The paper should be non-glossy, relatively thick, and ink-absorbent, possibly different kinds of papers and different materials altogether to embody the diverse nature of the objects pictured.
I do have a huge moral dilemma about creating with this book additional unnecessary trash, and because of that, I'm thinking of keeping it as low impact as possible in terms of printing and materials, resulting in a more traditional printed photo book.
By doing that, though, I am afraid I might miss out on delivering a more impactful experience to the reader, given the book's obvious agenda - making people look at trash and, as a consequence, act about it, in a different and more conscious way.
We are sensory overwhelmed, and I often find it very difficult to be able to effectively communicate any ideas or concepts, not even the more obvious ones.
Because of that, I feel like I often need to double up on intensity and repetitions when communicating ideas. I am not the first or the last to realise that. Hitchcock was famously systematic in his repeating and disseminating of narrative elements throughout the unfolding of the story, from being quite subtle to being rather upfront in the way he would display them.

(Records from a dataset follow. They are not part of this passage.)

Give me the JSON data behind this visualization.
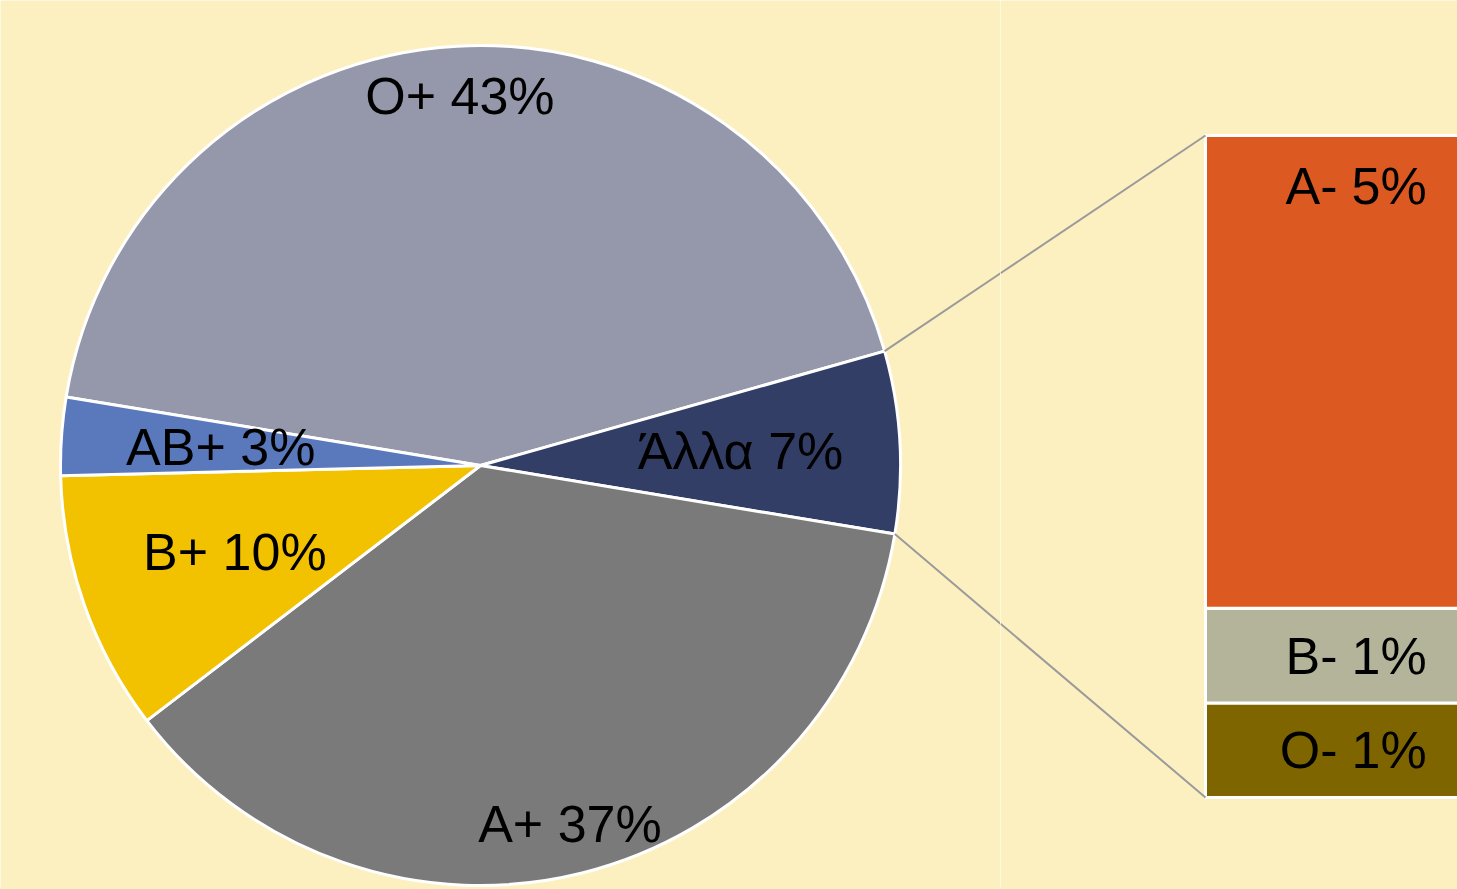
{
  "chart_data": [
    {
      "type": "pie",
      "categories": [
        "O+",
        "Άλλα",
        "A+",
        "B+",
        "AB+"
      ],
      "values": [
        43,
        7,
        37,
        10,
        3
      ],
      "colors": [
        "#9598aa",
        "#323e66",
        "#7a7a7a",
        "#f2c200",
        "#5a78bc"
      ],
      "value_labels": [
        "43%",
        "7%",
        "37%",
        "10%",
        "3%"
      ]
    },
    {
      "type": "bar",
      "stacked": true,
      "categories": [
        null
      ],
      "series": [
        {
          "name": "O-",
          "color": "#7f6500",
          "values": [
            1
          ],
          "value_labels": [
            "1%"
          ]
        },
        {
          "name": "B-",
          "color": "#b4b49a",
          "values": [
            1
          ],
          "value_labels": [
            "1%"
          ]
        },
        {
          "name": "A-",
          "color": "#dc5a22",
          "values": [
            5
          ],
          "value_labels": [
            "5%"
          ]
        }
      ]
    }
  ]
}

I believe that, especially when it comes to physical objects, such as books, tactility and sensorial experience are fundamental aspects of how effectively the information contained in the book is conveyed to the “reader/user/toucher” of that book. I do not agree that photographers should just use their images to communicate; I heard over and over the mantra (and Barthes’s punctum idea certainly contributed to that) that if an image is not able to be clear on its message, it is a weak image.
Well, it turns out that the world is fucking complex, and that idea maybe works for a world that is way simpler than the one we are experiencing today, and it is, in my opinion - a leftover of an era of photography that is now completely gone. I don’t think weak images even exist; if so, then reality is weak, and to be honest, I would agree more with that idea than devaluing the power of any photographs. We are stuck in a cult of the extraordinary, the exceptional, and the outstanding, to the point that we are often missing out on the “extraordinariness” of the everyday; the more and the longer one looks at something, the more exceptional details one will be able to find - this is not philosophy, this is a rather straightforward fact.
The book is overloaded with images, texts, and information, in which my photography, from a strictly photographic point of view - gets a bit lost. That is intentional and by design; I want to reiterate the message by creating different sensory associations. I am intentionally layering stimuli on stimuli, not to devalue my own work but to make the whole idea behind the book stronger by using all the tools I can possibly think of—not just a printed, distant, removed from reality image on a page. So I’d love to play with different materials, plastic, textiles, and metal somehow incorporating them in the final book - I am open to ideas.
The production cost of such a book would obviously go through the roof - but these are considerations for a later stage.
I’m sure my tangents have confused you even more, but please feel free to come back to me with any feedback you might have—your thoughts are precious.